To add a cluster to the Customer
class, use an ALTER CLASS
statement in the console:
orientdb> ALTER CLASS Customer ADDCLUSTER UK_Customers
Class updated successfully
You now have a third cluster for the Customer
class, covering those customers located in the United Kingdom.
Viewing Records in a Cluster
Clusters store the records contained by a class in OrientDB. You can view all records that belong to a cluster using the BROWSE CLUSTER
command and the data belonging to a particular record with the DISPLAY RECORD
command.
In the above example, you added a cluster to a class for storing records customer information based on their locations around the world, but you did not create these records or add any data. As a result, running these commands on the Customer
class returns no results. Instead, for the examples below, consider the ouser
cluster.
OrientDB ships with a number of default clusters to store data from its default classes. You can see these using the CLUSTERS
command. Among these, there is the ouser
cluster, which stores data of the users on your database.
To see records stored in the ouser
cluster, run the BROWSE CLUSTER
command:
orientdb> BROWSE CLUSTER OUser
---+------+--------+--------+----------------------------------+--------+-------+
# | @RID | @CLASS | name | password | status | roles |
---+------+-------+--------+-----------------------------------+--------+-------+
0 | #5:0 | OUser | admin | {SHA-256}8C6976E5B5410415BDE90... | ACTIVE | [1] |
1 | #5:1 | OUser | reader | {SHA-256}3D0941964AA3EBDCB00CC... | ACTIVE | [1] |
2 | #5:2 | OUser | writer | {SHA-256}B93006774CBDD4B299389... | ACTIVE | [1] |
---+------+--------+--------+----------------------------------+--------+-------+
The results are identical to executing BROWSE CLASS
on the OUser
class, given that there is only one cluster for the OUser
class in this example.
In the example, you are listing all of the users of the database. While this is fine for your initial setup and as an example, it is not particularly secure. To further improve security in production environments, see Security. |
When you run BROWSE CLUSTER
, the first column in the output provides the identifier number, which you can use to display detailed information on that particular record.

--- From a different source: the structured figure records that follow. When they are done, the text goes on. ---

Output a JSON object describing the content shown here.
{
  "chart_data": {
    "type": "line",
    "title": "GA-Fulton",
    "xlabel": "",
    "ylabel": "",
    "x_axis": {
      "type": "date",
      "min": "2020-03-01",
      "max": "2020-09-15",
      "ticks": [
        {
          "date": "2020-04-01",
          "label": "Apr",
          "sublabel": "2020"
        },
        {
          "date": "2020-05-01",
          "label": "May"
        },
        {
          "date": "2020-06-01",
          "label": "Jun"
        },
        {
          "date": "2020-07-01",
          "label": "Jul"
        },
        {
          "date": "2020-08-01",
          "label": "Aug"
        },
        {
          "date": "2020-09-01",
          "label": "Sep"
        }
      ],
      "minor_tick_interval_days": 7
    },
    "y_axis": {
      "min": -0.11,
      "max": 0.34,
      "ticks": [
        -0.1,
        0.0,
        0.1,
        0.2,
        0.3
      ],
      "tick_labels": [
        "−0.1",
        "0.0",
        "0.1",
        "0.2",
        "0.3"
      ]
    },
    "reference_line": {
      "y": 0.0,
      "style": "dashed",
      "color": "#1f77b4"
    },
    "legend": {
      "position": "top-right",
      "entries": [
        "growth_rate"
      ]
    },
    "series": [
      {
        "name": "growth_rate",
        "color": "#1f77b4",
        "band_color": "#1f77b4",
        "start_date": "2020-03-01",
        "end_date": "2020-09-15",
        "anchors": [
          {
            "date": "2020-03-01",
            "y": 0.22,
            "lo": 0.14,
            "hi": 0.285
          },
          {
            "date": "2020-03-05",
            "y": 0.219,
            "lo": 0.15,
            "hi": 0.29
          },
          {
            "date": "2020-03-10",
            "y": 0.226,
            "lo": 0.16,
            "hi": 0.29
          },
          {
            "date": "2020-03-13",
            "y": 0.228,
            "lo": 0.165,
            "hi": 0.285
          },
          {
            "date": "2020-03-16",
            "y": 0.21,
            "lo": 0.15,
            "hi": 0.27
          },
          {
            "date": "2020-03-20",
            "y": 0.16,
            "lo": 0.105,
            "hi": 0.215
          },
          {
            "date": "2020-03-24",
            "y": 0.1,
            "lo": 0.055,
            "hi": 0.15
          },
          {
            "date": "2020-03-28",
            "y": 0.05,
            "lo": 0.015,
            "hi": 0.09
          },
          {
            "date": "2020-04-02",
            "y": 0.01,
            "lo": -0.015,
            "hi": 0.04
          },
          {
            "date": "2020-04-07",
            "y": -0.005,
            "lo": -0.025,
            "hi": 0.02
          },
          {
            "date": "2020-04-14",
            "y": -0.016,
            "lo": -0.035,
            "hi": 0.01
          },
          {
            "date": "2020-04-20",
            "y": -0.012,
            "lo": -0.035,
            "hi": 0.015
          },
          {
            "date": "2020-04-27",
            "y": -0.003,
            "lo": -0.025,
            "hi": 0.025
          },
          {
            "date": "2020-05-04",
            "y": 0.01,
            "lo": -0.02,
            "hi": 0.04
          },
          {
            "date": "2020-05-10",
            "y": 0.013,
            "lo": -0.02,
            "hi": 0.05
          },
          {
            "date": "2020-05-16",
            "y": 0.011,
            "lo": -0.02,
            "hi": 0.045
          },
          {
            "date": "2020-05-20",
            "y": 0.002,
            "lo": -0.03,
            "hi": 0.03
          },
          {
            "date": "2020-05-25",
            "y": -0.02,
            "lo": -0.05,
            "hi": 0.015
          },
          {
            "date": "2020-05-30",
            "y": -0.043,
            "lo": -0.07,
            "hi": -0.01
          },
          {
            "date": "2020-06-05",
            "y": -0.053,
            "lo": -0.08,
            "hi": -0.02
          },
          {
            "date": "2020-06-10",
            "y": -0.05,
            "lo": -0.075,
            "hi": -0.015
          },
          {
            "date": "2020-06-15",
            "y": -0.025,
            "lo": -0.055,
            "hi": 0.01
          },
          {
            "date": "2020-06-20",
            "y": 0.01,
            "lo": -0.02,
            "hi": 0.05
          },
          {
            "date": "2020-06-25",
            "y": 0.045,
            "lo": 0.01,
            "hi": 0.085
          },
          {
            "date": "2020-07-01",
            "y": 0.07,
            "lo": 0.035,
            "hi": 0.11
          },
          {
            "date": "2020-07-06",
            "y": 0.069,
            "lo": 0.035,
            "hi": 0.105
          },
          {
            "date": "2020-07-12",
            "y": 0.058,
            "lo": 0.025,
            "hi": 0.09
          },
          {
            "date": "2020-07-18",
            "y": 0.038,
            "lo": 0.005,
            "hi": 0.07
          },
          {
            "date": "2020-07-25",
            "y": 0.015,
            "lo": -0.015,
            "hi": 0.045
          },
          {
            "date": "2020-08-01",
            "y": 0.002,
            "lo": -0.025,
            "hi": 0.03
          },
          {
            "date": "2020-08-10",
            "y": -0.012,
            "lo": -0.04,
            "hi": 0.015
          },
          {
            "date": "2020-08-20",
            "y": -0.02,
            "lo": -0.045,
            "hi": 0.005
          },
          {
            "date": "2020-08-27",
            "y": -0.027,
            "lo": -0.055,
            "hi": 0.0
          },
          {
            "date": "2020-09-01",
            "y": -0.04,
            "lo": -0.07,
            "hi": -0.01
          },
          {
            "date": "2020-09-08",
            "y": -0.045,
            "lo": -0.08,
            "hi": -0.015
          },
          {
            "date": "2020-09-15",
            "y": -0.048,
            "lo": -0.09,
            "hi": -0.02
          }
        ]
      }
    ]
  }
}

To show the first record browsed from the ouser
cluster, run the DISPLAY RECORD
command:
orientdb> DISPLAY RECORD 0
------------------------------------------------------------------------------+
Document - @class: OUser @rid: #5:0 @version: 1 |
----------+-------------------------------------------------------------------+
Name | Value |
----------+-------------------------------------------------------------------+
name | admin |
password | {SHA-256}8C6976E5B5410415BDE908BD4DEE15DFB167A9C873F8A81F6F2AB... |
status | ACTIVE |
roles | [#4:0=#4:0] |
----------+-------------------------------------------------------------------+
Bear in mind that this command references the last call of BROWSE CLUSTER
. You can continue to display other records, but you cannot display records from another cluster until you browse that particular cluster.